Doctors sometimes use a scoring system that grades severity by the percentage of scalp hair lost, from under 25% (mild) to 100% (complete). Most people with alopecia areata stay in the milder range with just a few patches.

Nail Changes You Might Not Expect

About 22% of people with alopecia areata also develop visible changes to their fingernails or toenails. The most common is pitting: tiny, shallow dents scattered across the nail surface in a grid-like pattern. These pits are often so superficial they look more like gentle waves or ripples rather than obvious holes.

Some people develop what’s called trachyonychia, where the nail surface becomes rough and matte, as if it had been lightly sandpapered. Other changes include white spots on the nails, reddening of the half-moon at the nail base, and vertical ridges running from cuticle to tip. These nail signs are more common in people with extensive hair loss, but they occasionally appear on their own, even before any hair falls out.

How to Tell It Apart From Other Hair Loss

The smoothness of the bare skin is the biggest visual clue. Fungal scalp infections (tinea capitis) can also cause round bald patches, but they’re usually accompanied by scaling, redness, itching, and sometimes small pustules. Alopecia areata patches have none of that. The skin looks and feels completely normal aside from the missing hair.

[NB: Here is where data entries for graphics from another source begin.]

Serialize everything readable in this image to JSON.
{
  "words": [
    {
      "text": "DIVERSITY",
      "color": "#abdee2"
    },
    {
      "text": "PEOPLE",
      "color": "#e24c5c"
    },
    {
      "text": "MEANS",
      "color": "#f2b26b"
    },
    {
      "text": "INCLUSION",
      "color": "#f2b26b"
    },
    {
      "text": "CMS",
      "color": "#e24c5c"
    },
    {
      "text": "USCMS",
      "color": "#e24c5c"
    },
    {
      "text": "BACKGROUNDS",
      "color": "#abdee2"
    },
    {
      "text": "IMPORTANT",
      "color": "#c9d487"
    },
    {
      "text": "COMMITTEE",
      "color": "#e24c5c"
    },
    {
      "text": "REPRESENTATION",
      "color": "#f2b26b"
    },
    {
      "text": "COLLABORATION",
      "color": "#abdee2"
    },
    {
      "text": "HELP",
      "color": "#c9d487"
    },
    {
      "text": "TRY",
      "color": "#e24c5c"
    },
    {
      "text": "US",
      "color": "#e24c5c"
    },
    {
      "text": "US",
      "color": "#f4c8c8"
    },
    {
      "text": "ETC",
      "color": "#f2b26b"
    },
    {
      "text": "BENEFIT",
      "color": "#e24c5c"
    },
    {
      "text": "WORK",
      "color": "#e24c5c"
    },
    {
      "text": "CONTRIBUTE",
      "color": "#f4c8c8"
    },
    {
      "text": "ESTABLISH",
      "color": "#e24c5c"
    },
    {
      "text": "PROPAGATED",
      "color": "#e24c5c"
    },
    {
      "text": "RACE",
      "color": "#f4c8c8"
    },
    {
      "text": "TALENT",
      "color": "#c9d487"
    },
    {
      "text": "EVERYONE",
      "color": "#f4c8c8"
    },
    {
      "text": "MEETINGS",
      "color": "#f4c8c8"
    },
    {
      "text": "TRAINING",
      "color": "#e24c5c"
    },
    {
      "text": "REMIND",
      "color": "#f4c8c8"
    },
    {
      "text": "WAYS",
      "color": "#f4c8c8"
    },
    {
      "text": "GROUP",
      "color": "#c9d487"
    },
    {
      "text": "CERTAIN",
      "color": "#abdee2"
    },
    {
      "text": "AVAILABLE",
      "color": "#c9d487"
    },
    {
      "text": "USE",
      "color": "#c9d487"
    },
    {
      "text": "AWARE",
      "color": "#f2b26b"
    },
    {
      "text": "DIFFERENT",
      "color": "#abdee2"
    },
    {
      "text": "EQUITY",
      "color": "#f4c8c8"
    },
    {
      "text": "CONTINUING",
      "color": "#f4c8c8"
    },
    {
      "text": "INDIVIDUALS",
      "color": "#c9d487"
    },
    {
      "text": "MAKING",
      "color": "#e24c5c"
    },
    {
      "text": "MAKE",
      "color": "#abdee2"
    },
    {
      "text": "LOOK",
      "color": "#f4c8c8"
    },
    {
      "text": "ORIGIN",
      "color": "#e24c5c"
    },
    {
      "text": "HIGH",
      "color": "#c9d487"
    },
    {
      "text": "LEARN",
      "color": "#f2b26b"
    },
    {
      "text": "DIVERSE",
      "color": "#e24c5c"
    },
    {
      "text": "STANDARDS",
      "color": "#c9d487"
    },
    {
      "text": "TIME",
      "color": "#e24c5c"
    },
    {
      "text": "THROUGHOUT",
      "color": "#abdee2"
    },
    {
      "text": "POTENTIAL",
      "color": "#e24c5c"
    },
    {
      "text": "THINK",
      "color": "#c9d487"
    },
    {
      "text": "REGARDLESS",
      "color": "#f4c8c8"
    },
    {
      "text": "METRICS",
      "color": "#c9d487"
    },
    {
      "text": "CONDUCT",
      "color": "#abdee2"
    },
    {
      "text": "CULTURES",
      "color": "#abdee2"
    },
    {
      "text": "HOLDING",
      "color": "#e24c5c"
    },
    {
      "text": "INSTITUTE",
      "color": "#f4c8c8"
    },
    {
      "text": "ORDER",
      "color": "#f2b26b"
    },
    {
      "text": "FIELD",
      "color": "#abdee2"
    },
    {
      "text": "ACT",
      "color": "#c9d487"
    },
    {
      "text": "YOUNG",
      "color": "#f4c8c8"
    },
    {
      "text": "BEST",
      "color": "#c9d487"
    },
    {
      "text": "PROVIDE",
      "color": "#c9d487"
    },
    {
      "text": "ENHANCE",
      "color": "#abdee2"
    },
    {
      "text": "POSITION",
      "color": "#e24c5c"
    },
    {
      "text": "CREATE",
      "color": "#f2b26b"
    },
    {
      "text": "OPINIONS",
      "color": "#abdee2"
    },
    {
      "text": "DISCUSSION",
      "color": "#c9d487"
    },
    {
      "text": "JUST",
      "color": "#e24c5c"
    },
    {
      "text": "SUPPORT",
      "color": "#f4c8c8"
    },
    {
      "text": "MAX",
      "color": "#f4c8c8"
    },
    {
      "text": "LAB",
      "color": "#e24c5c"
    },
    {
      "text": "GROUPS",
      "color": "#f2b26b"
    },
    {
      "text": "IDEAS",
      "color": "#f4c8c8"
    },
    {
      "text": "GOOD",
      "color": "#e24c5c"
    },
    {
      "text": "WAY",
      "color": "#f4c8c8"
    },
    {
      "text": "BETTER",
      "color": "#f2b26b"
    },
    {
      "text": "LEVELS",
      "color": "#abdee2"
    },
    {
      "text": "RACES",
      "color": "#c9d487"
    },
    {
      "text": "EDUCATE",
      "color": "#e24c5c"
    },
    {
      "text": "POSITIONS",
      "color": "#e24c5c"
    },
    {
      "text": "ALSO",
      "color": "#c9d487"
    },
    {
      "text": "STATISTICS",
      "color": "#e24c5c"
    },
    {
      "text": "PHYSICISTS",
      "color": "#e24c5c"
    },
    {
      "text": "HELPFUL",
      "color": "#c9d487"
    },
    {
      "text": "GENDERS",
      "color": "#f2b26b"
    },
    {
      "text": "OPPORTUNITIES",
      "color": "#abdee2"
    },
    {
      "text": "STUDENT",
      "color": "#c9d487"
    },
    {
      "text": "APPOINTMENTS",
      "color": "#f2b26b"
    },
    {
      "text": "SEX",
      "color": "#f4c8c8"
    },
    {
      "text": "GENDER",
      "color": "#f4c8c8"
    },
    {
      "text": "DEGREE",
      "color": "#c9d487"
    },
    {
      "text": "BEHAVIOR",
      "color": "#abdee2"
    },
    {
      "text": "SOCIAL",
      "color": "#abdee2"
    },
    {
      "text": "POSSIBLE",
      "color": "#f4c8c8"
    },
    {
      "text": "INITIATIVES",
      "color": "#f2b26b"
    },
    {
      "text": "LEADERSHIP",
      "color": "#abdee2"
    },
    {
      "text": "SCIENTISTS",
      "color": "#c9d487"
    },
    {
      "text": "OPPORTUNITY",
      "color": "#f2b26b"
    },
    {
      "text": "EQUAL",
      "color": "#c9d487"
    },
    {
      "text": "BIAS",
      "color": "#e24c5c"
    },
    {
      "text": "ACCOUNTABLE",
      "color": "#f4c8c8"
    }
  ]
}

Traction alopecia, caused by tight hairstyles pulling on hair over time, tends to follow the hairline or part line rather than forming random round patches. And typical pattern baldness (androgenetic alopecia) progresses gradually in predictable areas like the temples, crown, or along the part, rather than appearing suddenly as distinct round spots.

What Regrowth Looks Like

When hair begins to grow back in an alopecia areata patch, it often looks different from the hair you lost. The first regrowth is frequently white or much lighter than your natural color, with a finer, sometimes slightly different texture. This happens because the hair follicle starts producing a hair shaft before it resumes normal pigment production. Over time, the color and thickness typically return to normal, though this process can take months. Seeing fine white fuzz in a previously bare patch is generally a positive sign that the follicles are recovering.

Regrowth isn’t always permanent. Some patches fill in completely while new patches appear elsewhere. It’s common to see different stages at the same time: one patch growing back with fine white hair, another patch that’s been stable for weeks, and a fresh patch with exclamation point hairs at its edges showing active loss.